I fully switched from Matlab to Julia to do my machine learning research two years ago. I really like Julia and never look back since then. With Julia, my workflow is more productive than before.
But now, I will start a deep learning project. I need to write a code similar to Bidirectional LSTM - CRF, but with my own CRF-like implementation. I also need to customize the details of some layers implementation.

I found an example on how to write Bi-LSTM-CRF code in pytorch
which seems to be a good start for me.

I am also aware about deep learning packages in Julia: Flux.jl and Knet.jl. But I am not sure if those package fit well with my project. I cannot find any implementation of Bi-LSTM-CRF in those package.

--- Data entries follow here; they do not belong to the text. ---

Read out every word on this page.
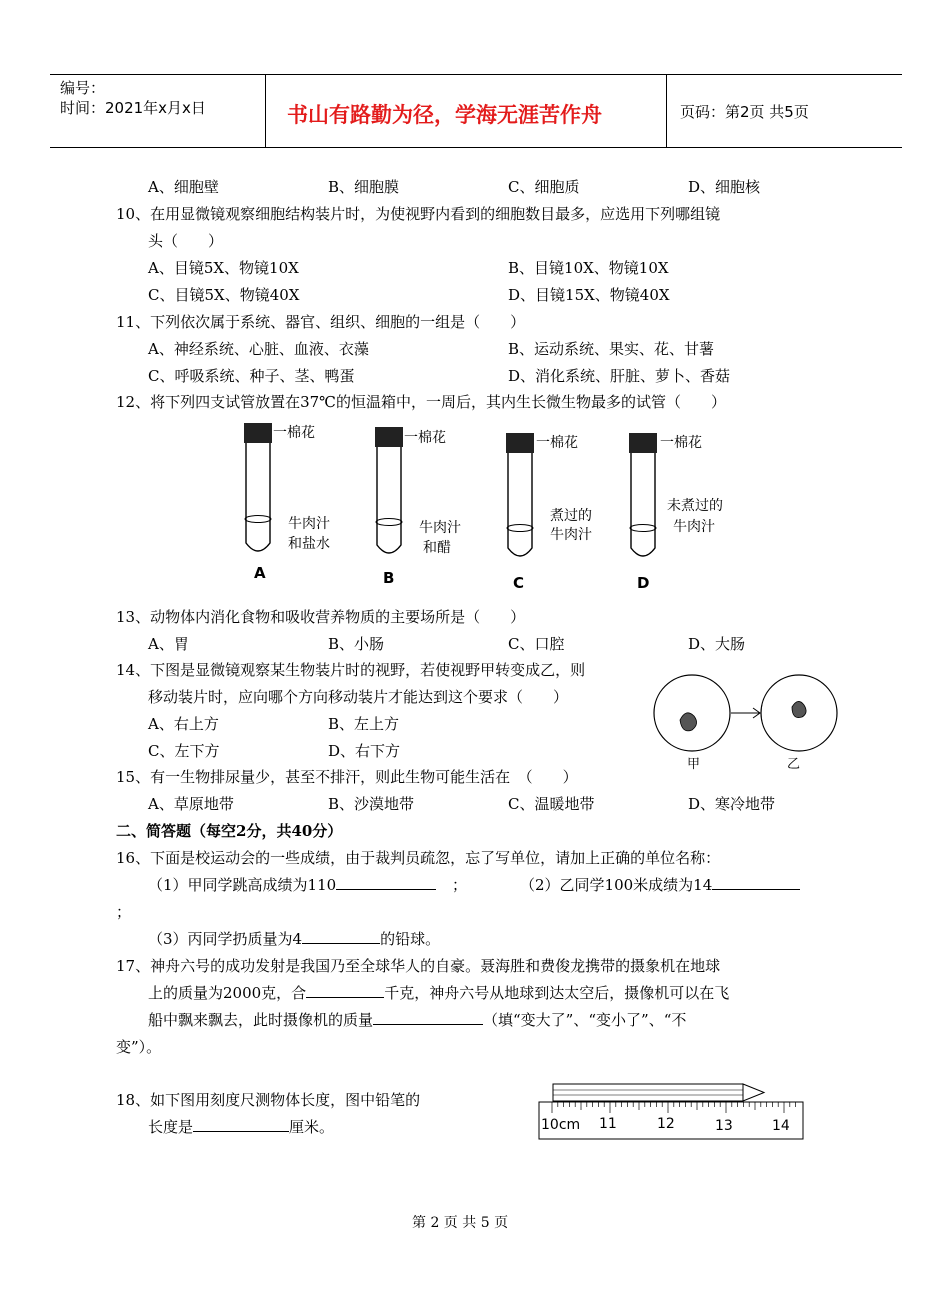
编号：
时间：2021年x月x日	书山有路勤为径，学海无涯苦作舟	页码：第2页 共5页
A、细胞壁	B、细胞膜	C、细胞质	D、细胞核
10、在用显微镜观察细胞结构装片时，为使视野内看到的细胞数目最多，应选用下列哪组镜
头（　　）
A、目镜5X、物镜10X	B、目镜10X、物镜10X
C、目镜5X、物镜40X	D、目镜15X、物镜40X
11、下列依次属于系统、器官、组织、细胞的一组是（　　）
A、神经系统、心脏、血液、衣藻	B、运动系统、果实、花、甘薯
C、呼吸系统、种子、茎、鸭蛋	D、消化系统、肝脏、萝卜、香菇
12、将下列四支试管放置在37℃的恒温箱中，一周后，其内生长微生物最多的试管（　　）
一棉花
牛肉汁
和盐水
A
一棉花
牛肉汁
和醋
B
一棉花
煮过的
牛肉汁
C
一棉花
未煮过的
牛肉汁
D
13、动物体内消化食物和吸收营养物质的主要场所是（　　）
A、胃	B、小肠	C、口腔	D、大肠
14、下图是显微镜观察某生物装片时的视野，若使视野甲转变成乙，则
移动装片时，应向哪个方向移动装片才能达到这个要求（　　）
A、右上方	B、左上方
C、左下方	D、右下方
甲	乙
15、有一生物排尿量少，甚至不排汗，则此生物可能生活在　（　　）
A、草原地带	B、沙漠地带	C、温暖地带	D、寒冷地带
二、简答题（每空2分，共40分）
16、下面是校运动会的一些成绩，由于裁判员疏忽，忘了写单位，请加上正确的单位名称：
（1）甲同学跳高成绩为110	；	（2）乙同学100米成绩为14
；
（3）丙同学扔质量为4	的铅球。
17、神舟六号的成功发射是我国乃至全球华人的自豪。聂海胜和费俊龙携带的摄象机在地球
上的质量为2000克，合	千克，神舟六号从地球到达太空后，摄像机可以在飞
船中飘来飘去，此时摄像机的质量	（填“变大了”、“变小了”、“不
变”）。
18、如下图用刻度尺测物体长度，图中铅笔的
长度是	厘米。	10cm 11	12	13	14
第 2 页 共 5 页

Should I jump to Python and use PyTorch or keep using Julia? Any suggestion?


Well, Knet.jl doesn’t have to have it implemented. Knet simply accelerates user’s NN code using its type of GPU-based array and its autodifferentiation setup AutoGrad.jl. But the actual NN code for Knet NNs is simply Julia code. This means it can do any NN as long as you know how to mathematically define it. If you do know the mathematical definition, just implement that as the predict function, and it’ll work.

Flux.jl also lets you define your own layers (at least from what I remember in @MikeInnes’ videos). I’m not exactly sure how that’s done, but look up the videos.

TensorFlow.jl is similar in that it gives you the tools to build the NN, so you’ll be able to implement whatever you need.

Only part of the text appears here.